If the life of Abraham was about fulfilling horizontally conventional normalcy, Abraham could have stayed safely in Haran.
Abraham courageously journeys out into an adventure of faith following God into the Promised Land.
The cross at Calvary not only epitomizes the rejection of Jesus Christ, but also a rejection of a God-led, Abraham-quality expedition of faith central to Judaism and Christianity.
When Abraham walked the earth he was not only the father of faith…but also the sole entirety of the Jewish nation.
A journey of faith after the pattern of Abraham is therefore exclusively Jewish by origin and definition.
When the leaders in Jerusalem rejected Jesus in favor of continuing worldly conventional normalcy in the political and religious realms (Jn. 11:48), when they rejected an adventure of faith patterned after Abraham, they were in the most profound and concrete way being un-Jewish (Rom. 9:6-7).
The rejection of Jesus as messiah is an emphatic endorsement of worldly horizontal, conventional normalcy because it is a rejection of the bold and liberated adventures of biblical-quality faith starting with Abraham.
Acts 13:27 reads: “For they that dwell at Jerusalem, and their rulers, because they knew him not, nor yet the voices of the prophets which are read every sabbath day, they have fulfilled them in condemning him.”
Their tragic vision was so horizontally limited they could not recognize the divinity of Jesus Christ of Nazareth…right before their very eyes (1 Cor. 2:6-8).
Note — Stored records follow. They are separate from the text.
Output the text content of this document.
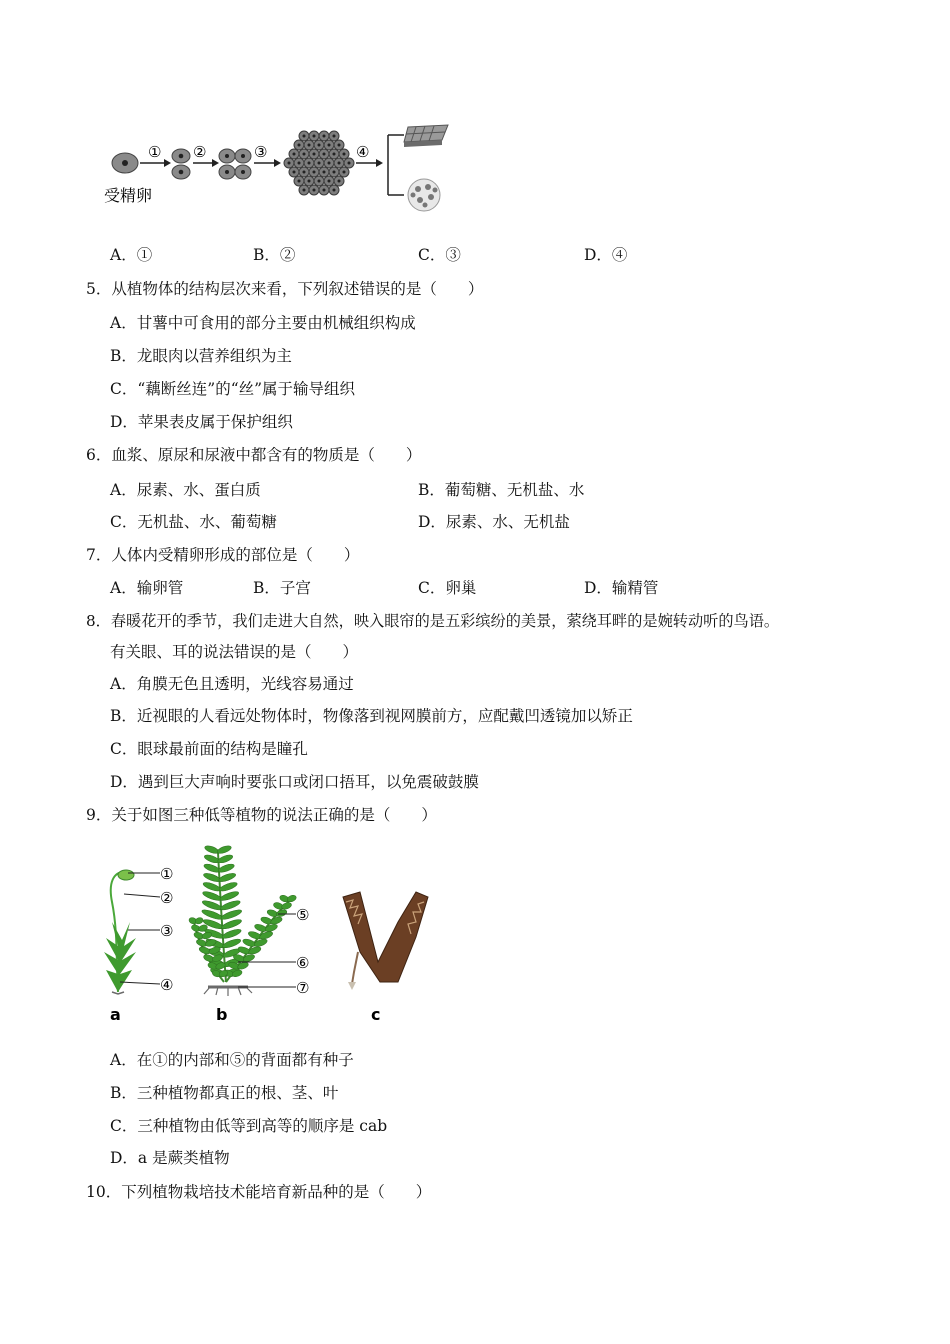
① ②	③	④
受精卵
A．①	B．②	C．③	D．④
5．从植物体的结构层次来看，下列叙述错误的是（　　）
A．甘薯中可食用的部分主要由机械组织构成
B．龙眼肉以营养组织为主
C．“藕断丝连”的“丝”属于输导组织
D．苹果表皮属于保护组织
6．血浆、原尿和尿液中都含有的物质是（　　）
A．尿素、水、蛋白质	B．葡萄糖、无机盐、水
C．无机盐、水、葡萄糖	D．尿素、水、无机盐
7．人体内受精卵形成的部位是（　　）
A．输卵管	B．子宫	C．卵巢	D．输精管
8．春暖花开的季节，我们走进大自然，映入眼帘的是五彩缤纷的美景，萦绕耳畔的是婉转动听的鸟语。
有关眼、耳的说法错误的是（　　）
A．角膜无色且透明，光线容易通过
B．近视眼的人看远处物体时，物像落到视网膜前方，应配戴凹透镜加以矫正
C．眼球最前面的结构是瞳孔
D．遇到巨大声响时要张口或闭口捂耳，以免震破鼓膜
9．关于如图三种低等植物的说法正确的是（　　）
①
②
③
④
⑤
⑥
⑦
a	b	c
A．在①的内部和⑤的背面都有种子
B．三种植物都真正的根、茎、叶
C．三种植物由低等到高等的顺序是 cab
D．a 是蕨类植物
10．下列植物栽培技术能培育新品种的是（　　）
They were stuck in the self-autonomy mode of going our own way.
This is why in the area of motivation it is imperative that Spirit-born Christians take up their cross and “enter in at the narrow gate” (Mt. 7:13-14) of our God-composed adventures of faith.
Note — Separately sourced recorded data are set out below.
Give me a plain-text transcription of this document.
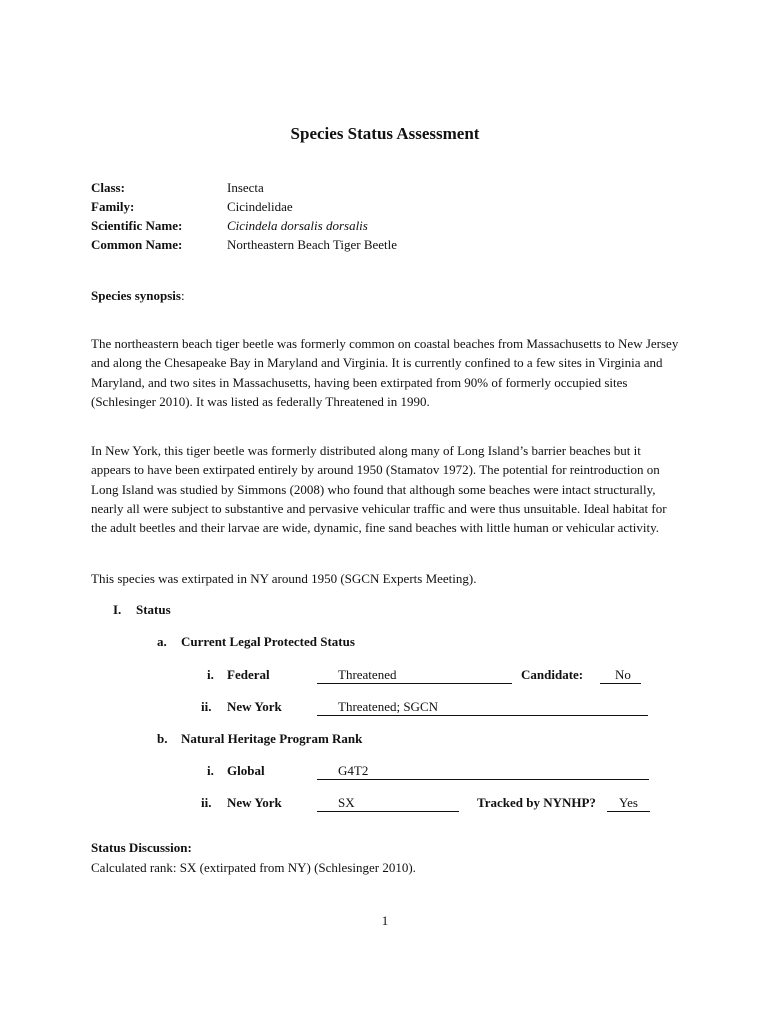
Species Status Assessment
Class:	Insecta
Family:	Cicindelidae
Scientific Name:	Cicindela dorsalis dorsalis
Common Name:	Northeastern Beach Tiger Beetle
Species synopsis:
The northeastern beach tiger beetle was formerly common on coastal beaches from Massachusetts to New Jersey and along the Chesapeake Bay in Maryland and Virginia. It is currently confined to a few sites in Virginia and Maryland, and two sites in Massachusetts, having been extirpated from 90% of formerly occupied sites (Schlesinger 2010). It was listed as federally Threatened in 1990.
In New York, this tiger beetle was formerly distributed along many of Long Island’s barrier beaches but it appears to have been extirpated entirely by around 1950 (Stamatov 1972). The potential for reintroduction on Long Island was studied by Simmons (2008) who found that although some beaches were intact structurally, nearly all were subject to substantive and pervasive vehicular traffic and were thus unsuitable. Ideal habitat for the adult beetles and their larvae are wide, dynamic, fine sand beaches with little human or vehicular activity.
This species was extirpated in NY around 1950 (SGCN Experts Meeting).
I. Status
a. Current Legal Protected Status
i. Federal	Threatened	Candidate:	No
ii. New York	Threatened; SGCN
b. Natural Heritage Program Rank
i. Global	G4T2
ii. New York	SX	Tracked by NYNHP?	Yes
Status Discussion:
Calculated rank: SX (extirpated from NY) (Schlesinger 2010).
1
Every Spirit-born Christian is in the narrow gate and no longer on the broad road to destruction. The new covenant promise of God is that all believers will know Him from the least to the greatest (Jer. 31:31-34). The way of the cross in a journey of faith is the God ordained route to rise above worldly conventional thinking and into the realm where all things are possible with God.
We cannot possibly write the life-script of experiences that will bring us into a personal relationship with God. We cannot possibly know ourselves well enough in-the-moment, using divinely wise foresight like God possesses, to be able to craft a life-plan that will actualize our individual destiny.
We cannot creatively imagine a life-script for ourselves to match the innovative brilliance of life-plans like those of Abraham, Joseph, Moses, Joshua, David, Ruth, Hannah, Esther, Daniel, Peter, James, John, Philip, and Paul…producing personal character growth and at the same time filling a cultural and historical niche in time that is outside of the range of our short-sighted, wide-angle vision.
This is why the Spirit-born Christian today must abandon self-sovereignty, take up their cross, and begin their journey of faith following Jesus Christ…building a backstory of faith-generating experiences that form the basis for overcoming faith as described in Hebrews chapter 11, Ephesians 6:11-18, and Revelation 12:11.